Le commandement opérationnel des forces armées allemandes (OpFüKdoBw) est une autorité de commandement supérieure nouvellement créée dans le cadre de la réforme structurelle des forces armées allemandes pour renforcer la défense nationale et de l'alliance (préparation au combat).
L’industrie militaire allemande est en pleine expansion. Le groupe de défense allemand Rheinmetall vient d’annoncer la signature d’un contrat portant sur la fourniture à la Bundeswehr d’équipements modernisés, pour un montant d’un milliard d’euros.
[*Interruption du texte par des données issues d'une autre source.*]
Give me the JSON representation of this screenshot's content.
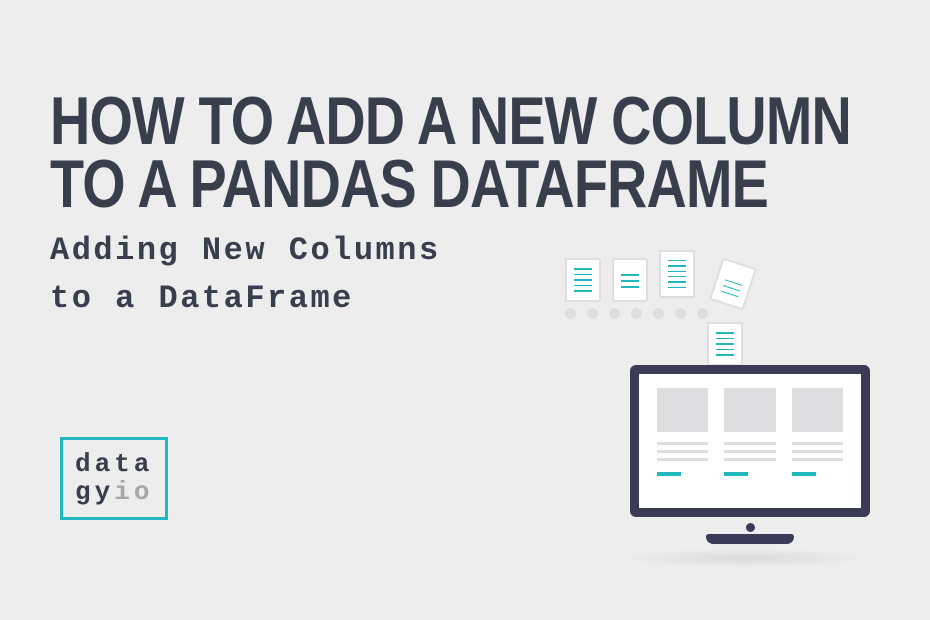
{
  "title_line1": "HOW TO ADD A NEW COLUMN",
  "title_line2": "TO A PANDAS DATAFRAME",
  "subtitle_line1": "Adding New Columns",
  "subtitle_line2": "to a DataFrame",
  "logo": {
    "line1": "data",
    "line2_part1": "gy",
    "line2_part2": "io"
  }
}
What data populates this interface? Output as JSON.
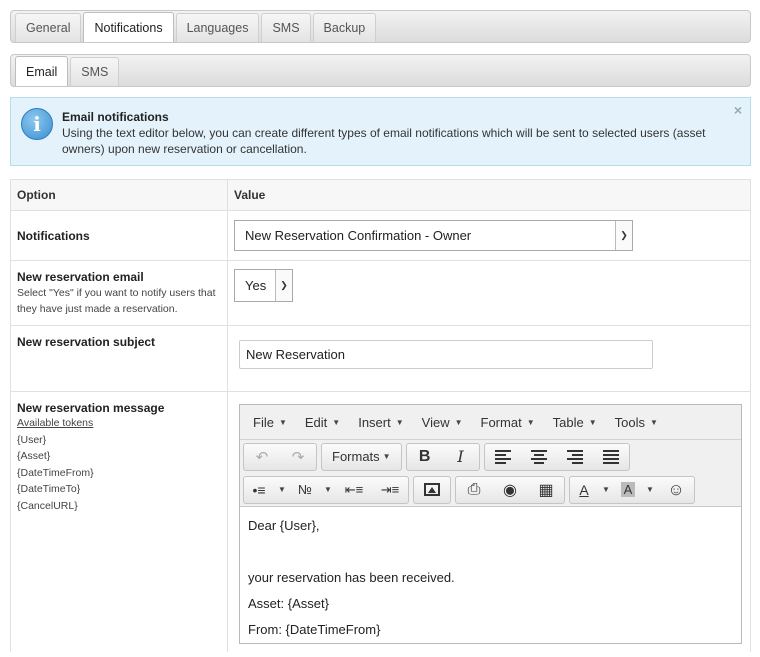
{
  "main_tabs": [
    "General",
    "Notifications",
    "Languages",
    "SMS",
    "Backup"
  ],
  "main_active": 1,
  "sub_tabs": [
    "Email",
    "SMS"
  ],
  "sub_active": 0,
  "info": {
    "title": "Email notifications",
    "text": "Using the text editor below, you can create different types of email notifications which will be sent to selected users (asset owners) upon new reservation or cancellation.",
    "close": "×"
  },
  "table": {
    "col_option": "Option",
    "col_value": "Value"
  },
  "notifications": {
    "label": "Notifications",
    "selected": "New Reservation Confirmation - Owner"
  },
  "new_email": {
    "label": "New reservation email",
    "hint": "Select \"Yes\" if you want to notify users that they have just made a reservation.",
    "selected": "Yes"
  },
  "subject": {
    "label": "New reservation subject",
    "value": "New Reservation"
  },
  "message": {
    "label": "New reservation message",
    "tokens_label": "Available tokens",
    "tokens": [
      "{User}",
      "{Asset}",
      "{DateTimeFrom}",
      "{DateTimeTo}",
      "{CancelURL}"
    ]
  },
  "editor": {
    "menu": [
      "File",
      "Edit",
      "Insert",
      "View",
      "Format",
      "Table",
      "Tools"
    ],
    "formats_label": "Formats",
    "content": [
      "Dear {User},",
      "",
      "your reservation has been received.",
      "Asset: {Asset}",
      "From: {DateTimeFrom}"
    ]
  }
}
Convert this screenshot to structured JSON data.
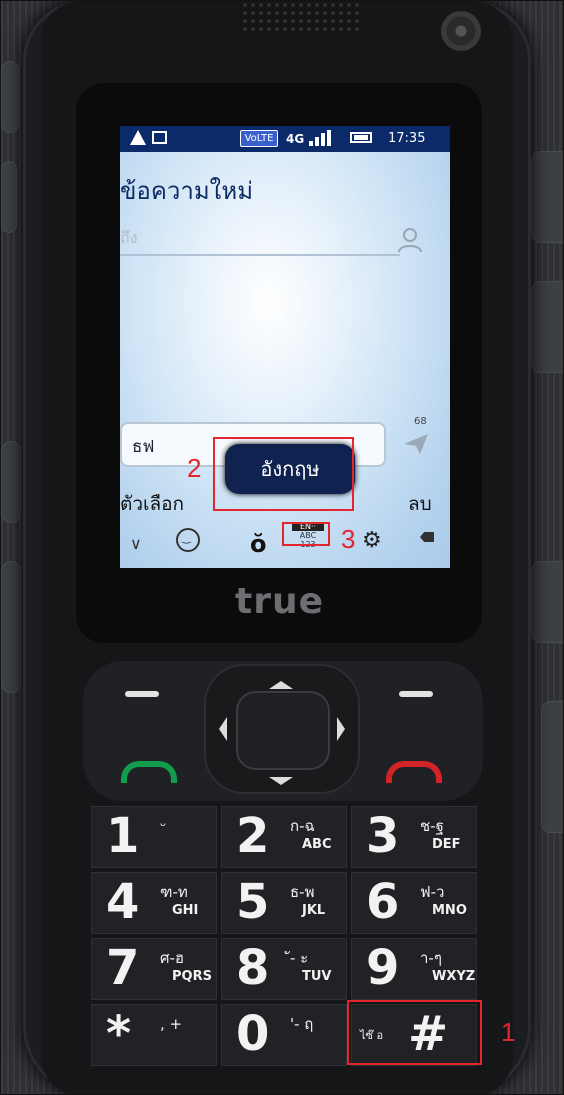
{
  "status_bar": {
    "volte": "VoLTE",
    "network": "4G",
    "time": "17:35"
  },
  "message": {
    "title": "ข้อความใหม่",
    "to_placeholder": "ถึง",
    "input_text": "ธฟ",
    "char_count": "68"
  },
  "popup": {
    "text": "อังกฤษ"
  },
  "softkeys": {
    "left": "ตัวเลือก",
    "right": "ลบ"
  },
  "input_bar": {
    "ime_current": "EN··",
    "ime_next1": "ABC",
    "ime_next2": "123"
  },
  "brand": "true",
  "keypad": {
    "keys": [
      {
        "num": "1",
        "sub": "ᵕ",
        "sub2": ""
      },
      {
        "num": "2",
        "sub": "ก-ฉ",
        "sub2": "ABC"
      },
      {
        "num": "3",
        "sub": "ช-ฐ",
        "sub2": "DEF"
      },
      {
        "num": "4",
        "sub": "ฑ-ท",
        "sub2": "GHI"
      },
      {
        "num": "5",
        "sub": "ธ-พ",
        "sub2": "JKL"
      },
      {
        "num": "6",
        "sub": "ฟ-ว",
        "sub2": "MNO"
      },
      {
        "num": "7",
        "sub": "ศ-ฮ",
        "sub2": "PQRS"
      },
      {
        "num": "8",
        "sub": "ั- ะ",
        "sub2": "TUV"
      },
      {
        "num": "9",
        "sub": "า-ๆ",
        "sub2": "WXYZ"
      },
      {
        "num": "*",
        "sub": ", +",
        "sub2": ""
      },
      {
        "num": "0",
        "sub": "'- ฤ",
        "sub2": ""
      },
      {
        "num": "#",
        "sub": "",
        "sub2": ""
      }
    ],
    "hash_prefix": "ไซ๊ อ"
  },
  "annotations": {
    "one": "1",
    "two": "2",
    "three": "3"
  },
  "colors": {
    "annotation": "#e3262b",
    "status_bar": "#0a2a6a",
    "popup": "#0f2250",
    "call": "#129c4d",
    "end": "#d42326"
  }
}
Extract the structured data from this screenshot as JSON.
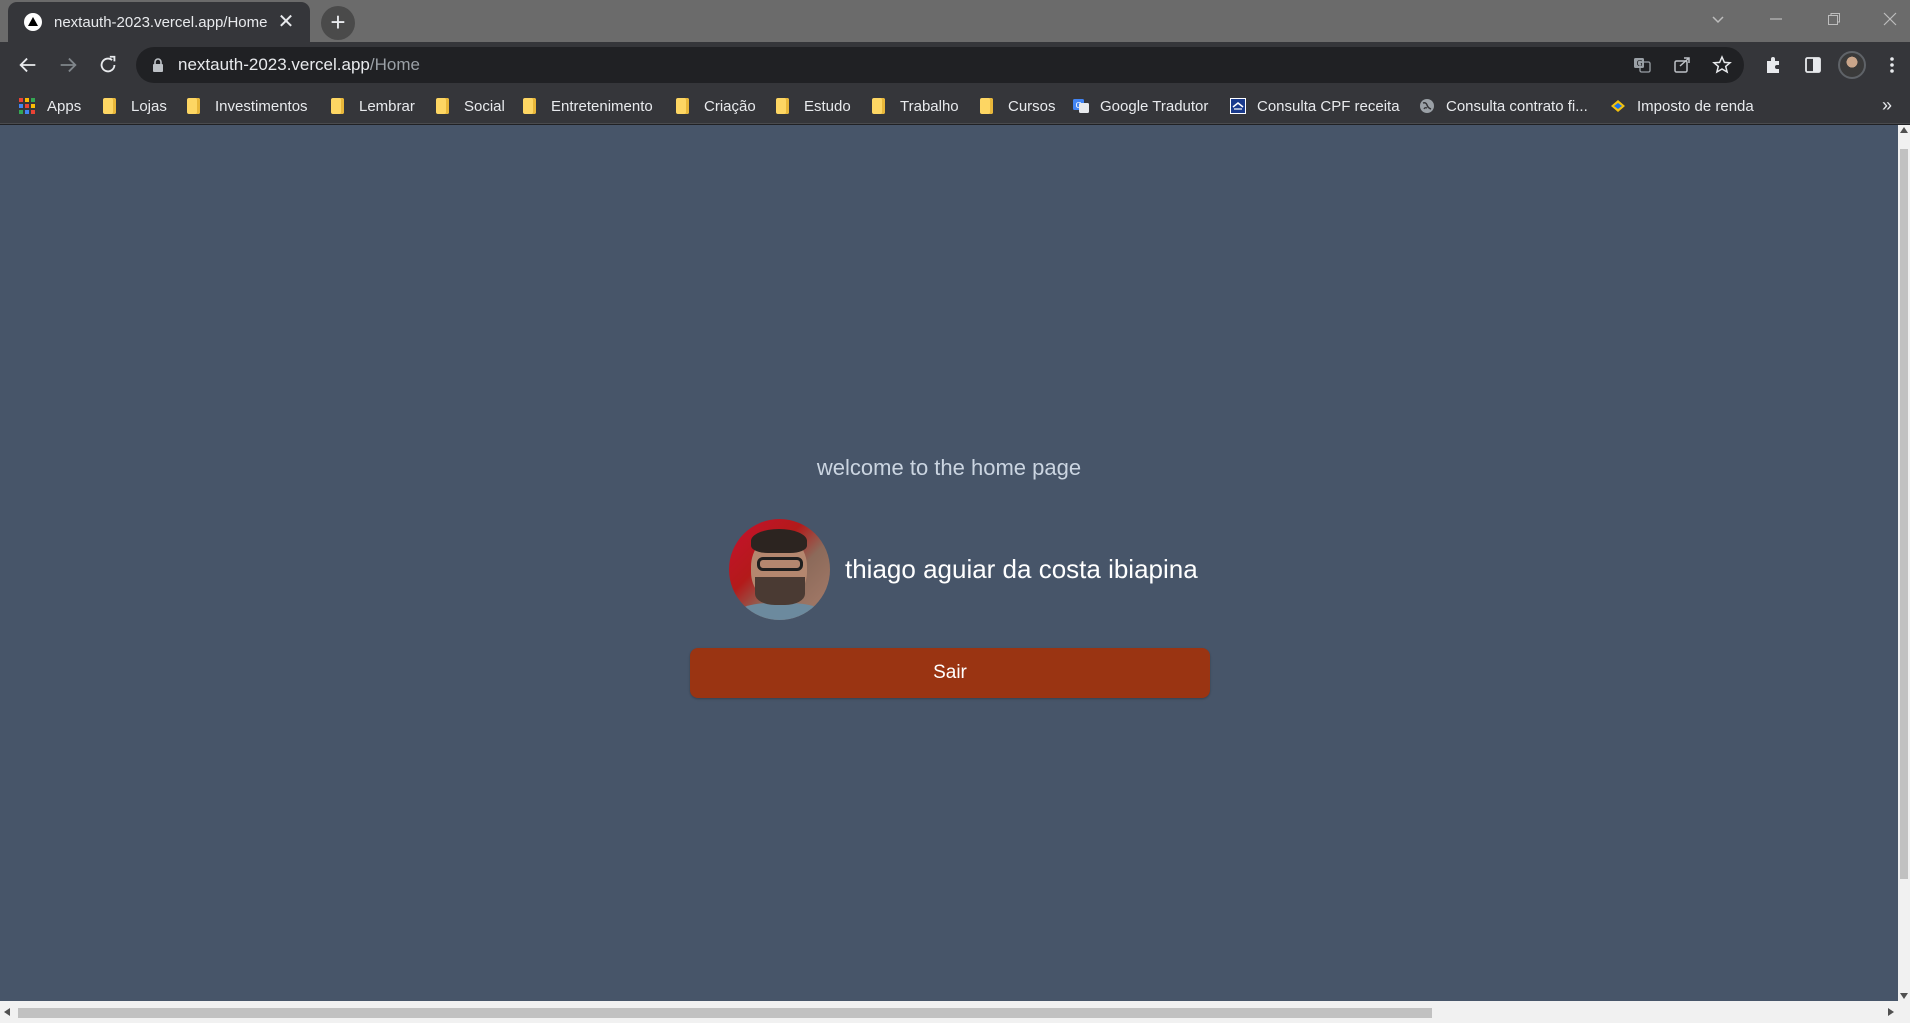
{
  "browser": {
    "tab_title": "nextauth-2023.vercel.app/Home",
    "url_host": "nextauth-2023.vercel.app",
    "url_path": "/Home"
  },
  "bookmarks": [
    {
      "label": "Apps",
      "icon": "apps-grid-icon"
    },
    {
      "label": "Lojas",
      "icon": "folder-icon"
    },
    {
      "label": "Investimentos",
      "icon": "folder-icon"
    },
    {
      "label": "Lembrar",
      "icon": "folder-icon"
    },
    {
      "label": "Social",
      "icon": "folder-icon"
    },
    {
      "label": "Entretenimento",
      "icon": "folder-icon"
    },
    {
      "label": "Criação",
      "icon": "folder-icon"
    },
    {
      "label": "Estudo",
      "icon": "folder-icon"
    },
    {
      "label": "Trabalho",
      "icon": "folder-icon"
    },
    {
      "label": "Cursos",
      "icon": "folder-icon"
    },
    {
      "label": "Google Tradutor",
      "icon": "google-translate-icon"
    },
    {
      "label": "Consulta CPF receita",
      "icon": "receita-icon"
    },
    {
      "label": "Consulta contrato fi...",
      "icon": "globe-icon"
    },
    {
      "label": "Imposto de renda",
      "icon": "imposto-icon"
    }
  ],
  "page": {
    "welcome": "welcome to the home page",
    "user_name": "thiago aguiar da costa ibiapina",
    "signout_label": "Sair"
  },
  "colors": {
    "page_background": "#475569",
    "signout_button": "#9a3412",
    "welcome_text": "#cbd5e1"
  }
}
Le contrat prévoit la livraison de plus de 8.600 ensembles d’équipement, destinés à équiper près de 240 sections, précise le communiqué de l’entreprise.
Les premières livraisons sont attendues à partir de novembre 2027. Ce contrat, qui s'inscrit dans un accord-cadre plus large de 3,1 milliards d'euros signé en février 2025, vise à renforcer la numérisation et l'équipement de l'infanterie allemande d'ici 2030. Rheinmetall a aussi créé une coentreprise en Bulgarie avec VMZ (Vazov Machine Building Plant) pour construire une nouvelle usine de munitions à Sopot, un investissement de près d'un milliard d'euros. Le projet, détenu à 51% par Rheinmetall, vise à produire des obus d'artillerie (155 mm) et de la poudre, avec une production prévue dès 2027 pour renforcer l'OTAN.
Rheinmetall fabrique et développe également des drones, principalement des munitions rôdeuses (drones kamikazes) et des systèmes robotiques autonomes. En avril 2026, l'entreprise a décroché un contrat majeur avec la Bundeswehr pour des munitions téléopérées FV-014. Elle produit également des drones de surface (USV) comme le Kraken K3 Scout et le système terrestre autonome Mission Master XT.
Et l'Allemagne intensifie sa coopération militaire avec l'Ukraine, passant d'une aide directe à un partenariat stratégique axé sur le développement conjoint d'armements et la production locale.
La nouvelle Allemagne se prépare de manière officielle au combat (contre la Russie) alors que le traité «4+2» lui interdit de le faire. En France, le pouvoir politique et les médias ne réagissent pas.